Carlos André Santos de Oliveira, diretor-executivo da OCB/ESAlém disso, no aspecto mercadológico, podem ser ofertados produtos e serviços de maior qualidade e que atendam às exigências dos consumidores, que cada vez mais cobram das empresas relações de trabalho mais justas e compromisso com boas práticas ambientais. As cooperativas de plataforma poderão estimular a competitividade no setor, descentralizando o mercado e fomentando a economia e a retenção de riquezas locais.
Na prática
O modelo se desenvolve e faz sucesso em outros países, como é o caso da FairBnB, uma cooperativa de hospedagem gerida por anfitriões, hóspedes, convidados e empresários locais. A FairBnB já funciona principalmente na Holanda, Itália, Alemanha e Espanha e está em expansão. Com o objetivo de redistribuir a riqueza e gerar empregos, a cooperativa transfere 50% das taxas recebidas das reservas para projetos comunitários na área de acolhimento.

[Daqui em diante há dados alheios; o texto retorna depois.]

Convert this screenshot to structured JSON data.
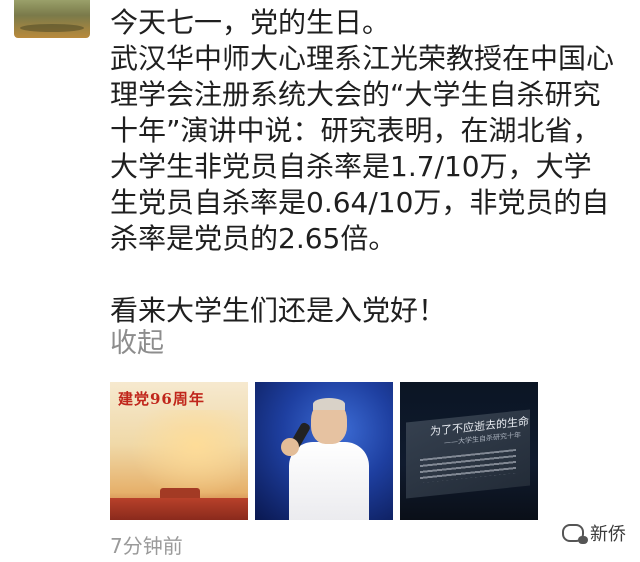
{
  "post": {
    "paragraphs": [
      "今天七一，党的生日。",
      "武汉华中师大心理系江光荣教授在中国心理学会注册系统大会的“大学生自杀研究十年”演讲中说：研究表明，在湖北省，大学生非党员自杀率是1.7/10万，大学生党员自杀率是0.64/10万，非党员的自杀率是党员的2.65倍。",
      "看来大学生们还是入党好！"
    ],
    "collapse_label": "收起",
    "timestamp": "7分钟前",
    "photos": {
      "photo1_title": "建党96周年",
      "photo3_title": "为了不应逝去的生命",
      "photo3_subtitle": "——大学生自杀研究十年"
    }
  },
  "watermark": {
    "text": "新侨",
    "icon": "chat-bubble-icon"
  }
}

Outro exemplo popular é a Stocksy United, uma plataforma cooperativa de licenciamento digital fundada em 2013. Nela, 90% dos lucros excedentes da cooperativa são distribuídos de volta aos seus artistas e pagos de acordo com sua contribuição no total de vendas. A Stocksy revolucionou a ideia de bancos de imagem, pois criou uma plataforma online de propriedade coletiva de seus artistas-membros em que todos recebem taxas altas de royalties por seu trabalho.
No Brasil, uma das iniciativas ocorreu na cidade de Araraquara, no interior de São Paulo. A prefeitura municipal patrocinou o surgimento de uma cooperativa para auxiliar motoristas a lidar com o aumento da gasolina. A Coomappa opera por meio do aplicativo Bibi Mob. As tarifas começam em R$ 2,50 e a plataforma desconta apenas uma porcentagem de 5% a 7% para manutenção do software, repassando aos motoristas, em média, 95% da receita. É uma porcentagem cerca de 40% superior a outras plataformas. O Uber, por exemplo, desconta uma taxa que chega a 40%.
Em junho deste ano, foi iniciada uma movimentação também em Pelotas, Rio Grande do Sul, a fim de debater a criação de uma cooperativa para a região. A inspiração veio justamente da experiência de Araraquara. Alguns integrantes viajaram até São Paulo para conhecer melhor a iniciativa e discutir as diretrizes para a formação da nova cooperativa.